L’aquilotto è nato, nel nido delle Rocche del Crasto, ad Alcara Li Fusi. E’ finalmente arrivato l’evento tanto atteso, che nei giorni scorsi ha calamitato l’attenzione di numerosi utenti collegati con il sito del Parco dei Nebrodi (www.parcodeinebrodi.it). Milioni di contatti sono stati registrati, nel giro di pochi giorni, da parte di utenti che hanno voluto seguire in diretta la cova dell’uovo della coppia di Aquila Reale presente nel territorio nebroideo, grazie ad una webcam perfettamente mimetizzata e situata sopra il nido. Ed ecco la schiusa dell’uovo, con la nascita del piccolo aquilotto, in diretta, attraverso il telemonitoraggio (uno dei primi esperimenti nel mondo). L’esperienza del “reality” applicata allo straordinario spettacolo della natura, della vita. Un evento che oltre ad avere un’enorme valenza scientifica ha anche l’obiettivo di veicolare l’acquisizione di valori naturalistici e ambientali peculiari dell’area protetta, con particolare attenzione al ricco patrimonio faunistico del territorio. Adesso gli appassionati di tutti i continenti e gli studiosi del settore, studenti e curiosi, turisti e amanti della natura davanti al loro computer, dopo il lieto evento, potranno assistere alle prime “imbeccate” di cibo da parte dei genitori, i primi passi di esplorazione del nido, fino al primo volo che avverrà a metà luglio.
I bambini fanno già a gara per trovare il nome da dare al piccolo di aquila reale, partecipando al web-concorso bandito dal Parco, dal titolo: “Dai un nome all’aquilotto e racconta la sua storia” - comprendente due sezioni, una dedicata ai lavori dei bambini delle Scuole Primarie ed una ai ragazzi delle Scuole Secondarie di I grado di tutta Italia. I vincitori, insieme alla loro famiglia, potranno trascorrere una settimana nell’area protetta, ospiti del Parco.

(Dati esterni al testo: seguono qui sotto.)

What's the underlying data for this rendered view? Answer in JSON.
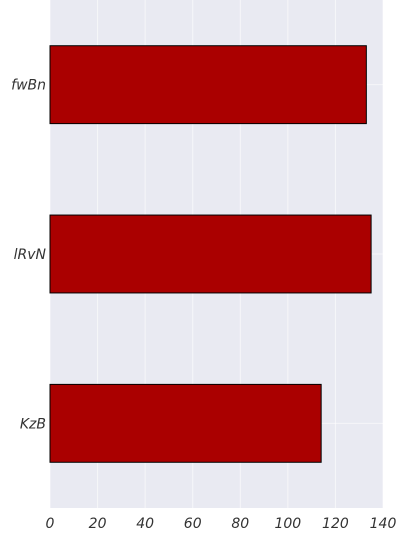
{
  "chart_data": {
    "type": "bar",
    "orientation": "horizontal",
    "categories": [
      "fwBn",
      "lRvN",
      "KzB"
    ],
    "values": [
      133,
      135,
      114
    ],
    "title": "",
    "xlabel": "",
    "ylabel": "",
    "xlim": [
      0,
      140
    ],
    "xticks": [
      0,
      20,
      40,
      60,
      80,
      100,
      120,
      140
    ],
    "grid": true,
    "legend": "none",
    "colors": {
      "bar_fill": "#aa0000",
      "bar_edge": "#000000",
      "plot_background": "#e9eaf2",
      "grid": "#ffffff"
    }
  }
}
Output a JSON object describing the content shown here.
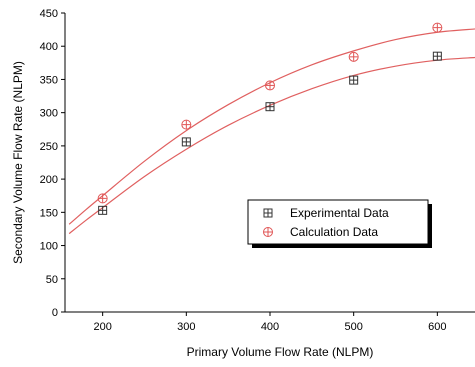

Il bando completo del Web-concorso, per i piccoli “autori di racconti, novelle, saggi, fiabe, fumetti aventi come tema l’aquilotto”, è disponibile nel sito del Parco. I lavori potranno essere inviati all’indirizzo e-mail: aquilotto@parcodeinebrodi.it.

“Seppur con tante difficoltà legate al collegamento in rete, stiamo cercando di migliorare le immagini del nido, infatti il monitoraggio consente di raccogliere preziose informazioni scientifiche per il mondo accademico e della ricerca, ma soprattutto sarà un valido strumento di educazione ambientale, rivolto alle scolaresche. I ragazzi che si recheranno nel centro visite di Alcara Li Fusi tramite un monitor installato nel laboratorio della “tana delle idee”, avranno modo di vedere con una migliore risoluzione di immagini, in diretta, tutto ciò che avviene nel nido dell’Aquila Reale”. Lo ha dichiarato Salvatore Seminara, commissario straordinario del Parco.


L’aquila reale è il più grande uccello da preda europeo, con un’apertura alare che supera facilmente i due metri. Dal punto di vista ecologico è un superpredatore, al vertice della catena alimentare e senza nemici in natura, eccetto naturalmente l’uomo. Grazie alla sua struttura robusta e alla sua abilità nel volo è in grado di cacciare un’ampia gamma di prede.
E’ una specie sedentaria, legata per tutta la vita ad un territorio ed è monogama. Il periodo riproduttivo, piuttosto lungo, inizia in inverno ed è caratterizzato dagli acrobatici voli di corteggiamento, mediante i quali le coppie demarcano i loro territori. E a marzo avvengono, solitamente, le deposizioni. Questa è una specie rara, a causa delle persecuzioni umane e dei cambiamenti dell’habitat che rendono sempre più rari territori idonei per la sopravvivenza di questo splendido esemplare. Nell’area del Parco dei Nebrodi vivono tre coppie di aquila reale e una di queste, quella che vive nel territorio delle Rocche del Crasto di Alcara li Fusi, è legata ad una singolare e affascinante leggenda. Si narra, infatti, che un eremita, San Nicola Politi, che viveva in una grotta tra queste impervie montagne, avesse instaurato un rapporto eccezionale con l’Aquila reale. Ogni giorno provvedeva al suo sostentamento, ricevendo la benedizione dell’uomo sacro. Tale tradizione trova testimonianza nei dipinti che si possono osservare nell’abitato di Alcara li Fusi e nel rapporto di affetto instaurato dagli abitanti del luogo nei confronti della loro aquila, riscontrabile nel buono stato di salute di cui gode questa coppia, tra le più feconde e produttive dell’intera Sicilia.